Renewable energy projects zoning revised
- The regional zoning and sustainable development frameworks of Greece are to give priority to the development of renewable energy sources, while, in the absence of any existing zoning plans or studies that substantiate the maximum possible development of renewable energy sources and take into consideration the special zoning framework for renewables, only the latter applies.
- Moreover, where the existing regional zoning and sustainable development frameworks, town planning plans or other land use and zoning plans do not address adequately or contravene the guidelines and principles of the special zoning framework for renewables, again only the latter applies in connection with the permissible installation of renewable energy projects.
- In this context, following the environmental licensing required by the applicable legislation, the development of renewable energy sources will in principle be possible everywhere in Greece, save for: (a) areas of absolute nature protection (with any irreversible environmental impact having been substantiated per technology and installed capacity); (b) declared monuments of world cultural heritage and type A? defined archaeological zones; and (c) wetlands of international importance (under the Ramsar Convention), or the “new exclusion zones” for renewable energy projects development.
- The draft law envisages a significant saving in renewable energy project development time of 18 months (by our own estimates) in connection with the licensing of large scale renewable energy projects like wind parks, from the 36 to 48 months it currently takes in practice for a wind park to be fully licensed in order for construction works to begin.
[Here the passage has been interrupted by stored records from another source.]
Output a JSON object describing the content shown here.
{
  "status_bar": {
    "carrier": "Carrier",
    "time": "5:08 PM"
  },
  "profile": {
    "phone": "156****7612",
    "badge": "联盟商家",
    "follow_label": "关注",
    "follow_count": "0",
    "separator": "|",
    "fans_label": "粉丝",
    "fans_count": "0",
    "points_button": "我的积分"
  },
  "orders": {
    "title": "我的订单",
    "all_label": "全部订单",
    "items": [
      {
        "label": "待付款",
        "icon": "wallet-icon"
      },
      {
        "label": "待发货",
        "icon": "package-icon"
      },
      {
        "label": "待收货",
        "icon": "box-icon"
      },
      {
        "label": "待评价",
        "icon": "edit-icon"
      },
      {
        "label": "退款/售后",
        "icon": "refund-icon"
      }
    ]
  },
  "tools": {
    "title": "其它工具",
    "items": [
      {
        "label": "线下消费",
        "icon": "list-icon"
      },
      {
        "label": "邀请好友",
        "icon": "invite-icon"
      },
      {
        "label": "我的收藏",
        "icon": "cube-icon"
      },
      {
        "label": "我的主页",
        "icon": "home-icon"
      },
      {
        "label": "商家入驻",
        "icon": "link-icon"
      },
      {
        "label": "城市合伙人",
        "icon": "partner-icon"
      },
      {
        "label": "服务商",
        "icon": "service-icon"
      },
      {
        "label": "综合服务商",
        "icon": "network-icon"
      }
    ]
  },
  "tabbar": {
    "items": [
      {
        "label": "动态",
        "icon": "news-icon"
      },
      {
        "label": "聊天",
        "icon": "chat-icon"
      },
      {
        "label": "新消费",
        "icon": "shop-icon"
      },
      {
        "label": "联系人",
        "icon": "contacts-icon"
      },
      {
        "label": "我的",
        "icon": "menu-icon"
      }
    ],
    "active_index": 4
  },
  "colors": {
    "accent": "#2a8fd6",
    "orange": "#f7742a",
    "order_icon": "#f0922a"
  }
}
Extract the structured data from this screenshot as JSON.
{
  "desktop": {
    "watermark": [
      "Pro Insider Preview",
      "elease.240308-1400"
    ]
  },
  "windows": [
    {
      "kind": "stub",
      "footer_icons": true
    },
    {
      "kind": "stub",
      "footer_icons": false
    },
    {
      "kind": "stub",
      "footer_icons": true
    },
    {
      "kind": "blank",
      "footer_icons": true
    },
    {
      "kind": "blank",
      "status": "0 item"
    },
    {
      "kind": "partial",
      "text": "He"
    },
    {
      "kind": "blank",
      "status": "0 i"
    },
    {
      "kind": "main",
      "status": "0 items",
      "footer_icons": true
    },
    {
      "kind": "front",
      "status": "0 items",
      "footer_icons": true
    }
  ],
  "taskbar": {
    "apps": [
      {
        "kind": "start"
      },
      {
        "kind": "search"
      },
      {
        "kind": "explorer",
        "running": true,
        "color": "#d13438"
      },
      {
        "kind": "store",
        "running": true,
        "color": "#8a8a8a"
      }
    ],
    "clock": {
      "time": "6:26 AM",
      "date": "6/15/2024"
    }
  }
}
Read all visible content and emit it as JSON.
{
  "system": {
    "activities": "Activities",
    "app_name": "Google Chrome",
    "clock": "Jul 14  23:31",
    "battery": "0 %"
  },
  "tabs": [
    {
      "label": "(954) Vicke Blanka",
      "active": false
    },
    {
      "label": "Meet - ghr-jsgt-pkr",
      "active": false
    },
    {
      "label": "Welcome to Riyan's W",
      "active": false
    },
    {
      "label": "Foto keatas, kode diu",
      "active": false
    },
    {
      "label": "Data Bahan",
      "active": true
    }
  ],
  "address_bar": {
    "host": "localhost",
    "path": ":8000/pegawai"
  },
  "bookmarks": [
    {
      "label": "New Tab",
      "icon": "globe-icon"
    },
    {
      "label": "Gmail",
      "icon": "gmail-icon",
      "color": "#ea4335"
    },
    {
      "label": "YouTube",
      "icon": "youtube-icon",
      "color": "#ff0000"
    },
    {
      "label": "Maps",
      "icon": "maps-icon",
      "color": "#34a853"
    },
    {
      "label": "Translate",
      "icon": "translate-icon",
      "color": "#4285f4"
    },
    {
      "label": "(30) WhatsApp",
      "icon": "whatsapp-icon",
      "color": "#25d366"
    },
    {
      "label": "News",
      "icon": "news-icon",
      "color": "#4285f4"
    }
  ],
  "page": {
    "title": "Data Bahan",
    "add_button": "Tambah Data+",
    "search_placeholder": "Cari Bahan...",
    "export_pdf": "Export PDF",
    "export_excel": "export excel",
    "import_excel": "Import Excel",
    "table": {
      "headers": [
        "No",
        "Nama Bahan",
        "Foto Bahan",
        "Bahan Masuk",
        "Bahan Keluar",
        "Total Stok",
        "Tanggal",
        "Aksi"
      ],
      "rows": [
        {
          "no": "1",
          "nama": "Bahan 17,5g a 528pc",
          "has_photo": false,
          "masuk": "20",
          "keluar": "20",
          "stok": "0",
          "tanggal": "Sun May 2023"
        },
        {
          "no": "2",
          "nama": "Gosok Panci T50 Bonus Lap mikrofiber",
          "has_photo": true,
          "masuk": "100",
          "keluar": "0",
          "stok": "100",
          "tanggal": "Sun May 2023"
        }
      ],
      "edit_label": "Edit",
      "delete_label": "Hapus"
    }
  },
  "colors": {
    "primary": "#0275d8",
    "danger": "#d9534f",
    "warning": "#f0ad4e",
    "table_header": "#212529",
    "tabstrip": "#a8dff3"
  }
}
For some renewable energy projects – like photovoltaic stations and solar roof top systems - the licensing time saving envisaged by the draft law could result in such projects being commissioned within six to 12 months.
- Evidently, the draft law is a step in the right direction to expedite the licensing process concerning renewable energy projects, as well as to address the environmental and zoning issues raised by various public authorities on matters of (often contradicting) competency.
- Moreover, as a matter of national energy and environmental policy, the development of renewables constitutes the prime instrument to address climate change and therefore meet the national mandatory targets for energy from renewable energy sources and greenhouse gases emission reductions.
- As regards the economics of renewable energy projects, the draft law provides for significantly increased feed-in tariffs compared to the current ones, especially for small scale renewable energy projects as a matter of distributed generation promotion policy, while investments in large scale projects are also incentivised (eg, for offshore wind parks the increase is 54.5 per cent). Moreover, the subsidies for renewable energy projects are under consideration by the administration and a reform of the subsidies legal framework is also scheduled in 2010, presumably aiming at introducing an even more favourable legal and economic framework for renewables in Greece during the next decade with a view to 2020.